ヤミは御門先生からたい焼きを一つ貰うとモキュモキュと食べ始めた。

(金色の闇ってこんなキャラだったかしら?前に会った時はもっと刺々しい感じだったけど……)

暫く見ない間に随分と印象が変わったな、と昔を振り替える御門先生。

「これじゃあ、どちらかと言うと『ヤミちゃん』って感じね」

クスクスと笑いながら言った御門先生の言葉を聞いて、ヤミの手が止まる。

「?どうかした?」

「いえ……貴女もプリンセスみたいなことを言うのだと思いまして」

「プリンセス?ああ、ララさんのことね。いつの間に仲良くなったの?」

「別にそんなつもりは……」

照れ隠しなのか、御門先生から目を逸らして再びたい焼きを食べ始めるヤミ。

「そういえば、さっきは流したけど何でこの星に暫く居ることにしたの?」

御門先生がヤミに尋ねる。

「大したことではありません。私的な用事です」

「ふ〜ん…………結城君が理由、かしら?」

御門先生の言葉にピクリと反応するヤミ。

「思った通りね。
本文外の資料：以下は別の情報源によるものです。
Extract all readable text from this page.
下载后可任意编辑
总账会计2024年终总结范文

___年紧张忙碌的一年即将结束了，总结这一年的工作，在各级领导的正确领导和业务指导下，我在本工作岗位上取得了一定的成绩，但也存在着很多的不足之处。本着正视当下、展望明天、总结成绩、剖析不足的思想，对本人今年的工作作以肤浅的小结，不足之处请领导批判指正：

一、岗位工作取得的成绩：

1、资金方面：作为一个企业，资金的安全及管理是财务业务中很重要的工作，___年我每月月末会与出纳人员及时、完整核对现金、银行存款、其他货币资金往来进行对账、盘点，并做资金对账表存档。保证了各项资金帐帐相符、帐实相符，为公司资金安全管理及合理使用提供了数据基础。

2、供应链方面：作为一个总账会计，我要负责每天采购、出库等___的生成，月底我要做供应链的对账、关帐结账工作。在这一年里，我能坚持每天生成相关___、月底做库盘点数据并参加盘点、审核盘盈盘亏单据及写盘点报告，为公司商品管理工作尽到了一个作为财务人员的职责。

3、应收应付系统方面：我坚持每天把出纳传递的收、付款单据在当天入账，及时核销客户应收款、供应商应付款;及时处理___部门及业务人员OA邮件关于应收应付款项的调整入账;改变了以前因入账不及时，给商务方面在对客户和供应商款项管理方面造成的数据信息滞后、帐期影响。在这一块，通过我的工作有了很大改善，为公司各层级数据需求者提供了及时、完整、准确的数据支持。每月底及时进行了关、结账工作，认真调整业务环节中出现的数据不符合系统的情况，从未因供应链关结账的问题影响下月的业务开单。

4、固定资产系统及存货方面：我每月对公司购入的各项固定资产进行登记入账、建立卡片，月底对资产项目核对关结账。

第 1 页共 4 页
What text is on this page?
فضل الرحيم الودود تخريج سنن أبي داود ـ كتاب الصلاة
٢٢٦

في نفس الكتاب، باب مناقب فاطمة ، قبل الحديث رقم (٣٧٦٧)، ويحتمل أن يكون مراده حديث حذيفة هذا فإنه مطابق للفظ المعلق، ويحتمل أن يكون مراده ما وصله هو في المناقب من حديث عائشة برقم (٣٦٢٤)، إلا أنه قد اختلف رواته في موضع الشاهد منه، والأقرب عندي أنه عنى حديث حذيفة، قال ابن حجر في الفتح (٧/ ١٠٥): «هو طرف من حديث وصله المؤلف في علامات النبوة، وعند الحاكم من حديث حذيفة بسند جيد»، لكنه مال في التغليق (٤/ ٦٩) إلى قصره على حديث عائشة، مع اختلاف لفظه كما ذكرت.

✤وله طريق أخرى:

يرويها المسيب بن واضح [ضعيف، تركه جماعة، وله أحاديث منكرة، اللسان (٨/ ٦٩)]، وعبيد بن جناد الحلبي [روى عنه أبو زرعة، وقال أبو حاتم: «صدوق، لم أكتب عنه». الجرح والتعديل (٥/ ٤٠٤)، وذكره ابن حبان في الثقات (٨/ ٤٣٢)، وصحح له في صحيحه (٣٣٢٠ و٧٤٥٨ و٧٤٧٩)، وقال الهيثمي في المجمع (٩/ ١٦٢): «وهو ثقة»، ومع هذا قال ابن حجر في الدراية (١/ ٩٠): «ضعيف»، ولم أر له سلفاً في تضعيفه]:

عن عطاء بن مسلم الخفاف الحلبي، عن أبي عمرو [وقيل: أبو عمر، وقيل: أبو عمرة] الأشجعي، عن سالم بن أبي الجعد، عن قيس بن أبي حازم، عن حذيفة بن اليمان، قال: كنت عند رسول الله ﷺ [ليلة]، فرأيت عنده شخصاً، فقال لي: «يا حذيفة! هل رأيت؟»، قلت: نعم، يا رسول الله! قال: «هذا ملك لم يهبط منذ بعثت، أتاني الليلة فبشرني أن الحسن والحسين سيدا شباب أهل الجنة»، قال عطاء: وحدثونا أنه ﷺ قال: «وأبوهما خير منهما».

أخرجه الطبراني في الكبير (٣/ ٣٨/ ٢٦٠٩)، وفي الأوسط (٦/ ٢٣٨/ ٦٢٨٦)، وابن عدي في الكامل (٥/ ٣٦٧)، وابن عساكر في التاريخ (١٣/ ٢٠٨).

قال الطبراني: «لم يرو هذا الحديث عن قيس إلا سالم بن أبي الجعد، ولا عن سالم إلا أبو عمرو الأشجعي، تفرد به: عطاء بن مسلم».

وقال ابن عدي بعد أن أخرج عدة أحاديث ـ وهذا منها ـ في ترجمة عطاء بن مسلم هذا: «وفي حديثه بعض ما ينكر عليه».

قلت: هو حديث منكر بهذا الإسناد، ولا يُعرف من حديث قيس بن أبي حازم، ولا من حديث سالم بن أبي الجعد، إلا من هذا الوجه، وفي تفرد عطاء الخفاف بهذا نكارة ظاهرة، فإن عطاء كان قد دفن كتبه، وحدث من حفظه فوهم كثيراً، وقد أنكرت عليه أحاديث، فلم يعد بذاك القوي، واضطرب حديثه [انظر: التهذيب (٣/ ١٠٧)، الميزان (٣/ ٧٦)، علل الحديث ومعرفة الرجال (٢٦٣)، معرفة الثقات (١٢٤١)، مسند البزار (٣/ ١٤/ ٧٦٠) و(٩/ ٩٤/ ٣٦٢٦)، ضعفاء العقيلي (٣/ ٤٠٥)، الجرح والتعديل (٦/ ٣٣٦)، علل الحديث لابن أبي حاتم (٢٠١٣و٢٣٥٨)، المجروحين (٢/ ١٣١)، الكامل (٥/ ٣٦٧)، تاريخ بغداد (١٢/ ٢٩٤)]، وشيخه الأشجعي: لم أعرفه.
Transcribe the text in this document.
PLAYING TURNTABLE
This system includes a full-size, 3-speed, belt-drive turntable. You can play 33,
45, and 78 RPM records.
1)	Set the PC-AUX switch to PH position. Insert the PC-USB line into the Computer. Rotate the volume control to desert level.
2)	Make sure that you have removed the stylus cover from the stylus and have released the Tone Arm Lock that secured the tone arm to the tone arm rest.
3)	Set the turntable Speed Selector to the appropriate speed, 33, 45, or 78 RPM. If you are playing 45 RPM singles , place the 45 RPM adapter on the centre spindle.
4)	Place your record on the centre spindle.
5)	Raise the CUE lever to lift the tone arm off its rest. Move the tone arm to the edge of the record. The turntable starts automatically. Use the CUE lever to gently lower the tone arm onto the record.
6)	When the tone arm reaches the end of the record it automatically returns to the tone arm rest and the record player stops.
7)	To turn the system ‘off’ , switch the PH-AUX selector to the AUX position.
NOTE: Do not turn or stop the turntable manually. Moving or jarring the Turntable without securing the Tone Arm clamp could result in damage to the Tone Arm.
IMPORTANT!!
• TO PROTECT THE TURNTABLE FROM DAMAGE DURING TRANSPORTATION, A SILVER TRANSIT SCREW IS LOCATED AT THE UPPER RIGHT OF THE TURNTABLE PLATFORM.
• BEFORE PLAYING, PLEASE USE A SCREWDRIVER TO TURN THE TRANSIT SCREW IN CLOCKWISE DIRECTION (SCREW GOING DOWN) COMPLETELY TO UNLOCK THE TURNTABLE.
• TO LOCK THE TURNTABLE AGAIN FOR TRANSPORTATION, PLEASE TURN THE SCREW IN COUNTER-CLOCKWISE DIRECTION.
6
大方、婚約者候補からの暗殺依頼かしら?」

「……ええ。もっとも、その依頼は白紙に戻りましたが」

隠すことでもない、とヤミは素直に白状する。

「あら?それならどうしてまだ結城君を狙っているの?」

「……私は今まで依頼を失敗したことはありませんでした。だから今回も依頼を完遂する。それだけです」

「ふ〜ん。まっ、そういうことにしておいてあげるわ」

ヤミの返事を聞いた御門先生は満足したのか、ニヤニヤしながらそう答えた。

「……随分と長居してしまいましたね。今日はこの辺りで失礼します」

「はいはい。調子が悪くなったら何時でも来ていいわよ」

それでは、とヤミは頭を下げて保健室を後にした。